Let $A$ be an $n \times n$ invertible matrix with \begin{align} \left(\begin{array}{ccc} a_{11} & \cdots & a_{1n} \\ \vdots & \ddots & \vdots \\ a_{n1} & \cdots & a_{nn} \end{array}\right)^{-1}= \left(\begin{array}{ccc} b_{11} & \cdots & b_{1n} \\ \vdots & \ddots & \vdots \\ b_{n1} & \cdots & b_{nn} \end{array}\right) \end{align} Is there an explicit formula for $b_{ij}$ in terms of the elements of $A$ and the determinant of $A$?
Edit: Here is a link to the different possible methods to invert a matrix http://en.m.wikipedia.org/wiki/Invertible_matrix#Methods_of_matrix_inversion.

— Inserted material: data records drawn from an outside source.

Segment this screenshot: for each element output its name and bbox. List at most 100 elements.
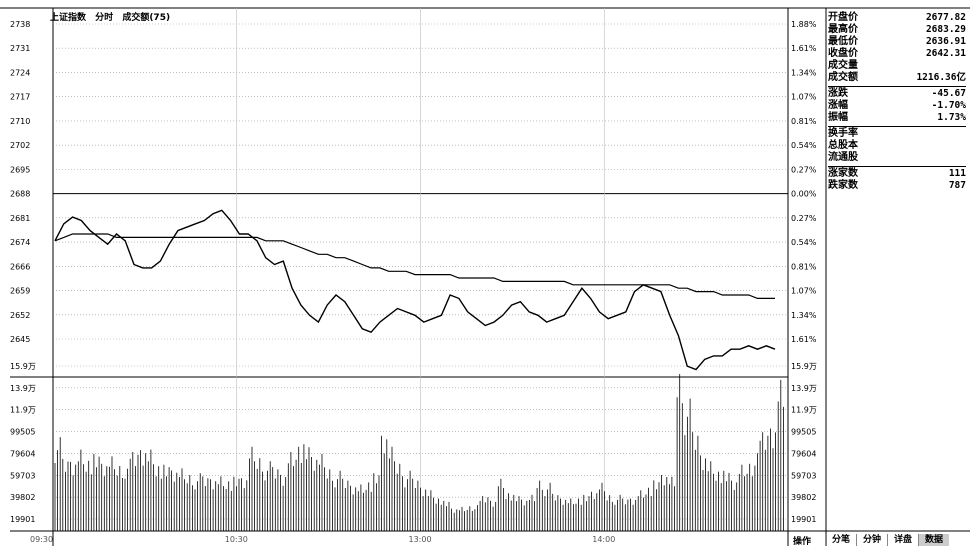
info-row: 振幅 1.73% bbox=[828, 112, 966, 124]
volume-label-left: 11.9万 bbox=[10, 406, 36, 415]
info-value: 2677.82 bbox=[925, 12, 966, 23]
volume-label-right: 13.9万 bbox=[791, 384, 817, 393]
volume-label-right: 39802 bbox=[791, 493, 816, 502]
price-label-left: 2695 bbox=[10, 165, 30, 174]
price-label-left: 2674 bbox=[10, 238, 30, 247]
info-row: 换手率 bbox=[828, 128, 966, 140]
volume-label-right: 59703 bbox=[791, 471, 816, 480]
price-label-left: 2731 bbox=[10, 44, 30, 53]
price-label-left: 2717 bbox=[10, 93, 30, 102]
info-row: 收盘价 2642.31 bbox=[828, 48, 966, 60]
volume-label-left: 39802 bbox=[10, 493, 35, 502]
indicator-name[interactable]: 成交额(75) bbox=[122, 13, 171, 23]
price-label-left: 2645 bbox=[10, 335, 30, 344]
price-line bbox=[54, 209, 776, 371]
price-label-left: 2652 bbox=[10, 311, 30, 320]
info-value: 2642.31 bbox=[925, 48, 966, 59]
price-label-right: 1.61% bbox=[791, 44, 817, 53]
time-label: 10:30 bbox=[225, 535, 248, 544]
panel-separator bbox=[828, 86, 966, 87]
panel-separator bbox=[828, 126, 966, 127]
price-label-right: 0.00% bbox=[791, 190, 817, 199]
price-label-left: 2702 bbox=[10, 141, 30, 150]
info-row: 最高价 2683.29 bbox=[828, 24, 966, 36]
bottom-tabs: 分笔 分钟 详盘 数据 bbox=[825, 534, 950, 546]
info-row: 开盘价 2677.82 bbox=[828, 12, 966, 24]
volume-label-right: 15.9万 bbox=[791, 362, 817, 371]
volume-bars bbox=[54, 374, 784, 531]
price-label-right: 1.88% bbox=[791, 20, 817, 29]
volume-label-left: 79604 bbox=[10, 449, 35, 458]
volume-label-left: 13.9万 bbox=[10, 384, 36, 393]
info-label: 涨跌 bbox=[828, 88, 848, 99]
tab-minutes[interactable]: 分钟 bbox=[856, 534, 887, 546]
volume-label-left: 99505 bbox=[10, 428, 35, 437]
info-value: 2683.29 bbox=[925, 24, 966, 35]
tab-details[interactable]: 详盘 bbox=[887, 534, 918, 546]
quote-info-panel: 开盘价 2677.82 最高价 2683.29 最低价 2636.91 收盘价 2642.31… bbox=[828, 12, 966, 192]
volume-label-left: 19901 bbox=[10, 515, 35, 524]
volume-label-left: 15.9万 bbox=[10, 362, 36, 371]
info-label: 涨家数 bbox=[828, 168, 858, 179]
info-label: 振幅 bbox=[828, 112, 848, 123]
price-label-right: 0.81% bbox=[791, 117, 817, 126]
info-row: 涨跌 -45.67 bbox=[828, 88, 966, 100]
volume-label-right: 99505 bbox=[791, 428, 816, 437]
info-label: 成交额 bbox=[828, 72, 858, 83]
info-label: 流通股 bbox=[828, 152, 858, 163]
average-price-line bbox=[54, 233, 775, 299]
info-row: 最低价 2636.91 bbox=[828, 36, 966, 48]
price-label-left: 2710 bbox=[10, 117, 30, 126]
time-label: 14:00 bbox=[592, 535, 615, 544]
price-label-right: 1.07% bbox=[791, 287, 817, 296]
price-label-right: 1.34% bbox=[791, 311, 817, 320]
info-label: 收盘价 bbox=[828, 48, 858, 59]
price-label-left: 2659 bbox=[10, 287, 30, 296]
price-label-left: 2724 bbox=[10, 68, 30, 77]
info-row: 流通股 bbox=[828, 152, 966, 164]
info-label: 总股本 bbox=[828, 140, 858, 151]
grid-lines bbox=[53, 8, 788, 531]
operate-button[interactable]: 操作 bbox=[793, 537, 812, 547]
axis-labels: 2738 1.88% 2731 1.61% 2724 1.34% 2717 1.07% 2710… bbox=[10, 20, 817, 544]
info-row: 成交量 bbox=[828, 60, 966, 72]
price-label-left: 2738 bbox=[10, 20, 30, 29]
info-label: 换手率 bbox=[828, 128, 858, 139]
info-value: 787 bbox=[948, 180, 966, 191]
volume-label-right: 19901 bbox=[791, 515, 816, 524]
volume-label-right: 11.9万 bbox=[791, 406, 817, 415]
price-label-right: 0.27% bbox=[791, 165, 817, 174]
info-label: 最低价 bbox=[828, 36, 858, 47]
price-label-right: 1.07% bbox=[791, 93, 817, 102]
info-value: 1.73% bbox=[937, 112, 966, 123]
price-label-left: 2681 bbox=[10, 214, 30, 223]
price-label-right: 1.61% bbox=[791, 335, 817, 344]
info-value: 2636.91 bbox=[925, 36, 966, 47]
price-label-right: 1.34% bbox=[791, 68, 817, 77]
info-row: 涨家数 111 bbox=[828, 168, 966, 180]
info-value: 111 bbox=[948, 168, 966, 179]
tab-data[interactable]: 数据 bbox=[918, 534, 950, 546]
info-value: -45.67 bbox=[931, 88, 966, 99]
price-label-left: 2666 bbox=[10, 262, 30, 271]
price-label-right: 0.54% bbox=[791, 238, 817, 247]
tab-ticks[interactable]: 分笔 bbox=[825, 534, 856, 546]
info-label: 成交量 bbox=[828, 60, 858, 71]
info-row: 跌家数 787 bbox=[828, 180, 966, 192]
info-label: 跌家数 bbox=[828, 180, 858, 191]
time-label: 13:00 bbox=[409, 535, 432, 544]
index-name[interactable]: 上证指数 bbox=[50, 13, 87, 23]
info-label: 开盘价 bbox=[828, 12, 858, 23]
chart-header: 上证指数 分时 成交额(75) bbox=[50, 10, 176, 23]
price-label-right: 0.81% bbox=[791, 262, 817, 271]
chart-mode[interactable]: 分时 bbox=[95, 13, 114, 23]
price-label-right: 0.27% bbox=[791, 214, 817, 223]
info-value: 1216.36亿 bbox=[916, 72, 966, 83]
info-value: -1.70% bbox=[931, 100, 966, 111]
time-label: 09:30 bbox=[30, 535, 53, 544]
volume-label-left: 59703 bbox=[10, 471, 35, 480]
price-label-right: 0.54% bbox=[791, 141, 817, 150]
info-label: 最高价 bbox=[828, 24, 858, 35]
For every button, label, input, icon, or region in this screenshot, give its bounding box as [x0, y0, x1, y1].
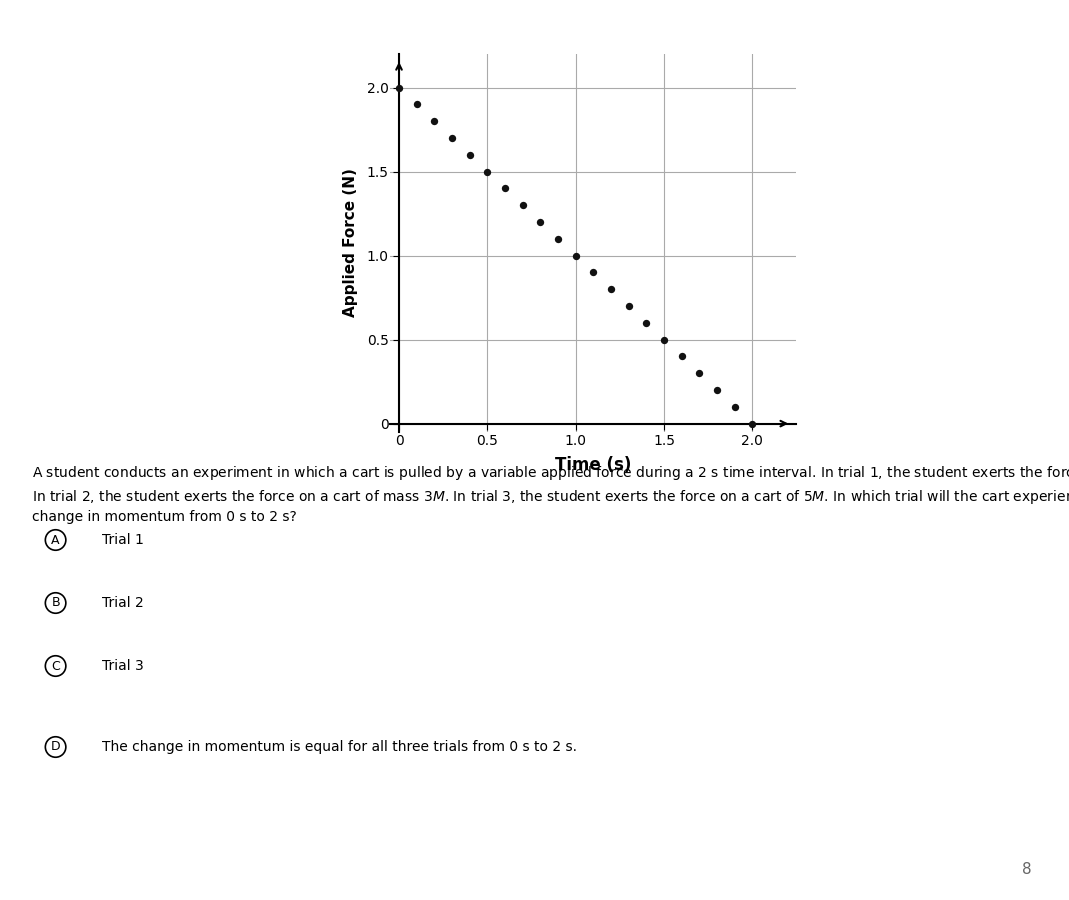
Text: D: D — [50, 741, 61, 753]
X-axis label: Time (s): Time (s) — [555, 456, 632, 474]
Point — [479, 165, 496, 179]
Text: A: A — [51, 534, 60, 546]
Text: Trial 1: Trial 1 — [102, 533, 143, 547]
Point — [514, 198, 531, 212]
Point — [496, 181, 513, 195]
Point — [744, 417, 761, 431]
Point — [655, 332, 672, 347]
Point — [585, 266, 602, 280]
Text: Trial 3: Trial 3 — [102, 659, 143, 673]
Y-axis label: Applied Force (N): Applied Force (N) — [343, 168, 358, 318]
Point — [691, 366, 708, 381]
Point — [726, 400, 743, 414]
Point — [709, 382, 726, 397]
Point — [673, 349, 691, 364]
Point — [603, 282, 620, 296]
Text: change in momentum from 0 s to 2 s?: change in momentum from 0 s to 2 s? — [32, 510, 297, 525]
Point — [390, 80, 407, 94]
Text: 8: 8 — [1022, 862, 1032, 878]
Text: Trial 2: Trial 2 — [102, 596, 143, 610]
Point — [444, 130, 461, 145]
Text: B: B — [51, 597, 60, 609]
Point — [408, 97, 425, 112]
Point — [425, 114, 443, 129]
Point — [620, 299, 637, 313]
Text: The change in momentum is equal for all three trials from 0 s to 2 s.: The change in momentum is equal for all … — [102, 740, 576, 754]
Point — [567, 248, 584, 263]
Point — [531, 215, 548, 230]
Text: In trial 2, the student exerts the force on a cart of mass 3$M$. In trial 3, the: In trial 2, the student exerts the force… — [32, 488, 1069, 506]
Point — [549, 231, 567, 246]
Text: C: C — [51, 660, 60, 672]
Point — [638, 316, 655, 330]
Text: A student conducts an experiment in which a cart is pulled by a variable applied: A student conducts an experiment in whic… — [32, 464, 1069, 482]
Point — [461, 148, 478, 162]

Originally I had in mind using the blockwise inversion method but I think all of the methods require using some submatrix of $A$ and their determinants and / or inverses. I don't think it's possible to write something explicit in terms of $\{a_{ij}\}_{i=1,j=1}^{n,n}$
Hint: $A^{-1}=\frac{1}{|A|}\cdot \text{Adj}(A)$
$\text{Adj}(A)$ is the adjunct matrix of A.